ICE targets a $5 billion valuation for MoonPay, adding the payments unicorn to a portfolio that now includes a $2 billion stake in Polymarket.

Intercontinental Exchange (ICE), parent company of the New York Stock Exchange, is in advanced discussions to invest in crypto infrastructure unicorn MoonPay, according to Bloomberg. The deal would value the payments firm at approximately $5 billion, a 47% markup from its $3.4 billion Series A in 2021, signaling institutional capital is aggressively repricing crypto plumbing despite Bitcoin struggling to hold $87,000.

The Infrastructure Play

For ICE, this is not a speculative bet. It is a vertical integration play. The exchange giant, which already operates Bakkt, is effectively buying the “on-ramp” to the digital economy. The move follows ICE’s massive $2 billion commitment to prediction market Polymarket in October, cementing a strategy to own the transactional layer of Web3 rather than just the order book.

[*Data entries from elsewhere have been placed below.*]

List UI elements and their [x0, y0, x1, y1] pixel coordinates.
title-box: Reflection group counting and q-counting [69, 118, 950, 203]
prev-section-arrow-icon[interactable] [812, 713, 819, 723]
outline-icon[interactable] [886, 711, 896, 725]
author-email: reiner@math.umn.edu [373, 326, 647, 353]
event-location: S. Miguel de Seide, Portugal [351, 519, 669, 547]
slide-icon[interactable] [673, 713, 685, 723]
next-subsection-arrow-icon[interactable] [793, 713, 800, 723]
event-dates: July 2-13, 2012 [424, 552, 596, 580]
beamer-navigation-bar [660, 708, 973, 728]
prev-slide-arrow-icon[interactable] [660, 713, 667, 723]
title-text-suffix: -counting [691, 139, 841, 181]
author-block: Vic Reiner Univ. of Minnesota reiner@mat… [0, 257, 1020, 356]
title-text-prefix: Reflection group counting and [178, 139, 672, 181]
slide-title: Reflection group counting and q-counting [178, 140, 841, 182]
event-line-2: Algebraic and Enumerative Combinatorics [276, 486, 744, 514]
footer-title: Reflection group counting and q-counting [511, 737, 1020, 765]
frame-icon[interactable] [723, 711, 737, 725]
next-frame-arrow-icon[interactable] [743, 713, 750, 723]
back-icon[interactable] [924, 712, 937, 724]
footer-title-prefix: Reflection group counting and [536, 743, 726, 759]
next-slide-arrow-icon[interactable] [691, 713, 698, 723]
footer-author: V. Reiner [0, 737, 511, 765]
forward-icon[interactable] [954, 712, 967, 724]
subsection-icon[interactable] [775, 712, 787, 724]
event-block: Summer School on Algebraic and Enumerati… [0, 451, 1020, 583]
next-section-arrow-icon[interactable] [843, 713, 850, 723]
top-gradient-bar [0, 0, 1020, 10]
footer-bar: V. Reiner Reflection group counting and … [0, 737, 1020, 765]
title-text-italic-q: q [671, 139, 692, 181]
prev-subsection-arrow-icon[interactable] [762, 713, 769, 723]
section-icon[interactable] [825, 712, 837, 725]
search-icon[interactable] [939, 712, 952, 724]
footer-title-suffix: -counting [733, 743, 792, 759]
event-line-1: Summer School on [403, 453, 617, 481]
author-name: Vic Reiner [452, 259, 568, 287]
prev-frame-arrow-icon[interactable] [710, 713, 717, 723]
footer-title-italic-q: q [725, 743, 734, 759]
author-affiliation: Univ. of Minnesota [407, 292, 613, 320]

The funding round could value MoonPay at around $5 billion… signals institutional confidence in crypto infrastructure at a critical moment.

The Regulatory “Revolving Door”

The deal coincides with a significant talent acquisition: Caroline Pham, the acting chair of the Commodity Futures Trading Commission (CFTC), confirmed she will join MoonPay as Chief Legal Officer. Pham’s exit from the agency to a firm she once regulated underscores the industry’s pivot from “move fast and break things” to “hire the regulator.”

This follows MoonPay securing a Limited Purpose Trust Charter from the New York Department of Financial Services (NYDFS), a credential that allows it to offer custody services in the most strictly regulated U.S. jurisdiction. With Pham incoming and a NY charter in hand, MoonPay is clearly positioning itself as the compliant alternative to offshore rails.

Market Context

While ICE doubles down on infrastructure, the spot market remains skittish. Bitcoin slid below $87,000 this week, decoupling from the venture funding surge which has seen crypto companies raise nearly $19 billion in 2025, the highest annual total since 2022. The disparity suggests smart money is betting on the rails, even as retail sentiment cools.